Hope to see you to Jerry


----------



## raptor700 (Feb 19, 2012)

Well.............................I found out the judges don't like chicken legs, I got 24th out of 42 teams in chicken  
	

	
	
		
		



		
			






But i backed it up with a 10th in ribs, 11th in pork and 12th in brisket.  Finished 14th overall out of 42 teams.

Here's a few picks of the turn-ins

  chicken 







      ribs







   pork







    brisket







  We had a great time and we got to bring home a souvenir


----------



## solaryellow (Feb 19, 2012)

Congratulations Ken! I still am of the opinion it takes big brass ones to put your best out there for somebody else to interpret.


----------



## DanMcG (Feb 19, 2012)

very  Impressive  finish to me!

Nice work Ken,,,,,


----------



## boykjo (Feb 19, 2012)

solaryellow said:


> Congratulations Ken! I still am of the opinion it takes big brass ones to put your best out there for somebody else to interpret.


X2

Joe


----------



## bmudd14474 (Feb 19, 2012)

awesome Kenneth


----------



## raptor700 (Feb 19, 2012)

Thanks guys, i learned a few more tricks while we were their.

One of them was.............don't leave your cook site unattended. We had a storm roll through after midnight and it got pretty rough.

I hope Jerry's greenhouse's weathered the storm.

These pics were taken before the really bad weather hit


----------



## pineywoods (Feb 19, 2012)

Congrats Kenneth sorry I wasn't able to come visit my Dad fell Wednesday night and broke his hip so I had to head that way. I haven't gotten back to camp yet but a friend checked and said everything is fine there. One of these years it's gonna work out for me to get to that comp and visit with ya


----------



## raptor700 (Feb 19, 2012)

I completely understand Jerry, I wish your Dad a speedy recovery, I hope he's doing well.

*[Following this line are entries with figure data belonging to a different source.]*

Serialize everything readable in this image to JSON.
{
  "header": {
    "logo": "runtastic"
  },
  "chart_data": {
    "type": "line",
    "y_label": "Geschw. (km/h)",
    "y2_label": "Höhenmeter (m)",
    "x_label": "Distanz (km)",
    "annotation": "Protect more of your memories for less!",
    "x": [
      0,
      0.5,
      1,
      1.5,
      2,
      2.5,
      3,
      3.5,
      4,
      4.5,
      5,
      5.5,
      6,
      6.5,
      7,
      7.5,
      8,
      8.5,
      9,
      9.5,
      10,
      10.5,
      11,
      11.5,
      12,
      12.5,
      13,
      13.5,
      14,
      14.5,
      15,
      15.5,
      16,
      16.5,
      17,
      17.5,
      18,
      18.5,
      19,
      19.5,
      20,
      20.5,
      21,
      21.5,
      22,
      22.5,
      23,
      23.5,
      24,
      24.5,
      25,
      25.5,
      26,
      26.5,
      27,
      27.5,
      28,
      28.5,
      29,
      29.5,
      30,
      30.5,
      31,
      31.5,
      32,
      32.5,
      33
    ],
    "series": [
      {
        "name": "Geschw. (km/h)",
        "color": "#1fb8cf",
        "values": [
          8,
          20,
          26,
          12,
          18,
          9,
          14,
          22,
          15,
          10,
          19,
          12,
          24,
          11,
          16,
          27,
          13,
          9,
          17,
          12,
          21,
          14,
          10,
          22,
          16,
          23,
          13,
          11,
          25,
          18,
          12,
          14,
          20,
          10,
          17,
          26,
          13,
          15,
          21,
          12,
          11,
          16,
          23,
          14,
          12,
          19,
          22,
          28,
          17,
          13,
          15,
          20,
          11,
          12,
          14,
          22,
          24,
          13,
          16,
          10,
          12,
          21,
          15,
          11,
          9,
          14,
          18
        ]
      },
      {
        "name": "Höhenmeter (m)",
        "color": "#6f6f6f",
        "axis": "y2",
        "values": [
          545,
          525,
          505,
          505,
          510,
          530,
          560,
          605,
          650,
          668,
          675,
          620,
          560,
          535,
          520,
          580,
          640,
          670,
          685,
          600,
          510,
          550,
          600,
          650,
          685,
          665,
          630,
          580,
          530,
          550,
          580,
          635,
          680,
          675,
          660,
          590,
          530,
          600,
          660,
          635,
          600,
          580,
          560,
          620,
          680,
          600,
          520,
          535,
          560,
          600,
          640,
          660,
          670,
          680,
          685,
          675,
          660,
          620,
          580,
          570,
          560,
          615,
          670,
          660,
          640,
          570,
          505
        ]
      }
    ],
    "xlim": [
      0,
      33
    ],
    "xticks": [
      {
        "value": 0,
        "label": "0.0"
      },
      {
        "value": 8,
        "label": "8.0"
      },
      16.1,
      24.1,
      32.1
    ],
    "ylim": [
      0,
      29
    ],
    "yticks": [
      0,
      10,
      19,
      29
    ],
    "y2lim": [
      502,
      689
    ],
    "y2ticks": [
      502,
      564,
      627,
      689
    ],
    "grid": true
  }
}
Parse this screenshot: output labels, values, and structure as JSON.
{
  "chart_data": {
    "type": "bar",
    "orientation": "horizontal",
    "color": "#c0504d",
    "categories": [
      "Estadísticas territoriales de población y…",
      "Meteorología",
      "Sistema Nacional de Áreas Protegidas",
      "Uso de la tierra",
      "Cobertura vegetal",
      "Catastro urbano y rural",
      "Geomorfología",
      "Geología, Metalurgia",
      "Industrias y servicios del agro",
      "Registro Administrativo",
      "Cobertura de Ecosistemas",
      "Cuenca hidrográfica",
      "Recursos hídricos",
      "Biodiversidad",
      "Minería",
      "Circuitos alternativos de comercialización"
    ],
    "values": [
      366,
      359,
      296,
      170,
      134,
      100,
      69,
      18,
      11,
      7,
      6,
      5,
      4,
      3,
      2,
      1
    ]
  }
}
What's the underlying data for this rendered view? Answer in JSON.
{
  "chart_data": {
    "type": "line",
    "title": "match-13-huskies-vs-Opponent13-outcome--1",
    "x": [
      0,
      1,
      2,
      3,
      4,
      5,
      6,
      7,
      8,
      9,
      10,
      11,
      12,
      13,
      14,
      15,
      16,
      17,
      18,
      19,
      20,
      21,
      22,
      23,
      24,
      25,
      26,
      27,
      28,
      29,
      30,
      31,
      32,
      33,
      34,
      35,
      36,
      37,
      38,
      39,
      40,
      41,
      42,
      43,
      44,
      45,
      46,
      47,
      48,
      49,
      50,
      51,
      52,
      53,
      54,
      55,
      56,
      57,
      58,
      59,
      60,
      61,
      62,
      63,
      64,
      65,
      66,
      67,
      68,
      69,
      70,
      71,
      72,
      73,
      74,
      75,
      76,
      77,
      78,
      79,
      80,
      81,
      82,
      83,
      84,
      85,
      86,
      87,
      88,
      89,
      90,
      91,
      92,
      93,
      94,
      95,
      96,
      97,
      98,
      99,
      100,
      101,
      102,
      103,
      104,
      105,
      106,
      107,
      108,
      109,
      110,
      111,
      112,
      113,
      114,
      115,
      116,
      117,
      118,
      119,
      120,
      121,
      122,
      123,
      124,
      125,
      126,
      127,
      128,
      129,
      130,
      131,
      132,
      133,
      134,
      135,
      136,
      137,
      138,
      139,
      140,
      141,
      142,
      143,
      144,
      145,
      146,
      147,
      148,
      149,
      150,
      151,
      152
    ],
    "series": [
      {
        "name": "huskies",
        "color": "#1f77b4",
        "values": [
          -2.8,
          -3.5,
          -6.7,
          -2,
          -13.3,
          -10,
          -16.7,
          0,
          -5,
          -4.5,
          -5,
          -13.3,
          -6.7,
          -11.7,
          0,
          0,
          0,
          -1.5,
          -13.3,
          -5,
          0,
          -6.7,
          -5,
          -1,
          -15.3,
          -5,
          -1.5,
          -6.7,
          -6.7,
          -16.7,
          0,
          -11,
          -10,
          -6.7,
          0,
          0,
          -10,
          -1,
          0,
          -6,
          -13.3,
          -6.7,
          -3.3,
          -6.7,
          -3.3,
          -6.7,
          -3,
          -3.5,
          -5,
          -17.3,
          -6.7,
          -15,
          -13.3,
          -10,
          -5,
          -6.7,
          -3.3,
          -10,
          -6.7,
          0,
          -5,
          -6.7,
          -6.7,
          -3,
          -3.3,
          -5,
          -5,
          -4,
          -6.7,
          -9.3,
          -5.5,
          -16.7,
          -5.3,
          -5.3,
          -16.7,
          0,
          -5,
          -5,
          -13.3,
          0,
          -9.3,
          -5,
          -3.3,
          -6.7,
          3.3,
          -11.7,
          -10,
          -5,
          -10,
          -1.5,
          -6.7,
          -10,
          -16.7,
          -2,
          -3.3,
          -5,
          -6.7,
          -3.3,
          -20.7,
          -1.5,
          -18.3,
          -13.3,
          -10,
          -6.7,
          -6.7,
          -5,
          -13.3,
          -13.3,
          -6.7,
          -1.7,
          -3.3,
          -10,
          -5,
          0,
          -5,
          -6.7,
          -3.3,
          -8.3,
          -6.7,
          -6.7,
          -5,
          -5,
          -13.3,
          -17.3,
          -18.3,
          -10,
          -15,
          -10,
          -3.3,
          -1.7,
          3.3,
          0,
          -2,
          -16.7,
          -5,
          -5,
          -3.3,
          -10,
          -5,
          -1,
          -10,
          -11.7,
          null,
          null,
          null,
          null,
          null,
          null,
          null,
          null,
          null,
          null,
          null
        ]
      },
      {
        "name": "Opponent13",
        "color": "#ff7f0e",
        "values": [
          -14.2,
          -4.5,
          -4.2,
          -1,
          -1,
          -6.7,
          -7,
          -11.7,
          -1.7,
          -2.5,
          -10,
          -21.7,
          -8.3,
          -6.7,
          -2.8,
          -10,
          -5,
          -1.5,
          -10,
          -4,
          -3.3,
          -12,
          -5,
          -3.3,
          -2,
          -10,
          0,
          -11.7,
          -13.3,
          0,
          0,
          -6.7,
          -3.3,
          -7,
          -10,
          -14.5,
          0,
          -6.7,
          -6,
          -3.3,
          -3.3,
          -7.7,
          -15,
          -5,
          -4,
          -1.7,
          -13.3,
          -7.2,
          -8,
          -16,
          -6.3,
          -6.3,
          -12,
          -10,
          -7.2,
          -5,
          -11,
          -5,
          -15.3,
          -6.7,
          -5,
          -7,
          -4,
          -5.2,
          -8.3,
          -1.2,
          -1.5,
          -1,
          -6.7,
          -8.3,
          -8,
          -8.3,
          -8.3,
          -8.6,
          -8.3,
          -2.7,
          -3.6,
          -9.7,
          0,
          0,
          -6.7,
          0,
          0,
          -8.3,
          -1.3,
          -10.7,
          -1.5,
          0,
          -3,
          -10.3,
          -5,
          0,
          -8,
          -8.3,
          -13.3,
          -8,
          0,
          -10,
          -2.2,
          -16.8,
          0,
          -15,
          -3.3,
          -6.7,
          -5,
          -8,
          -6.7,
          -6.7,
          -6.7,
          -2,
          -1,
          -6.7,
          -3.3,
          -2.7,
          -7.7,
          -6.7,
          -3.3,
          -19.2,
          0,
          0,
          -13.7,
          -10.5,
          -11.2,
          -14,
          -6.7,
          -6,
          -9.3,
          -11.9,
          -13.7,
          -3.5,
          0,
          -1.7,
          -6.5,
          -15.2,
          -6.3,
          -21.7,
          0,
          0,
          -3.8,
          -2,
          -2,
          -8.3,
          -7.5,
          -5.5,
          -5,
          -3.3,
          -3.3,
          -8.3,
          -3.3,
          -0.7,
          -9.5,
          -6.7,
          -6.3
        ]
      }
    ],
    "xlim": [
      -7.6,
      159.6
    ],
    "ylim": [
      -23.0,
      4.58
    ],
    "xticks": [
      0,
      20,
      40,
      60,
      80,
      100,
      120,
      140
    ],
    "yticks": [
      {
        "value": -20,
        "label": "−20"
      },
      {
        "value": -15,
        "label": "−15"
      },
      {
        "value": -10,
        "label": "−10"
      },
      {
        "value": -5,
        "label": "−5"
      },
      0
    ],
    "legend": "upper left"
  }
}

Glad to hear everything is alright at the camp, It was some bad weather.


----------



## cassman (Feb 20, 2012)

raptor700, Sorry I couldn't make it this weekend, had family stuff come up. Good job on your placement. Will you be competing in the Triple B this year? I want to do a competition but I need to visit a couple to learn the ropes.


----------



## raptor700 (Feb 20, 2012)

Yes i will be be at the Triple B this year, come on by and hang out you will learn a lot, and maybe have some great BBQ


----------



## sprky (Feb 20, 2012)

I would say that is quite impressive. I don't think I am ready for comps, although people tell me my Q is very good, besides ya can't use LPG, and I only got 1 WSM.


----------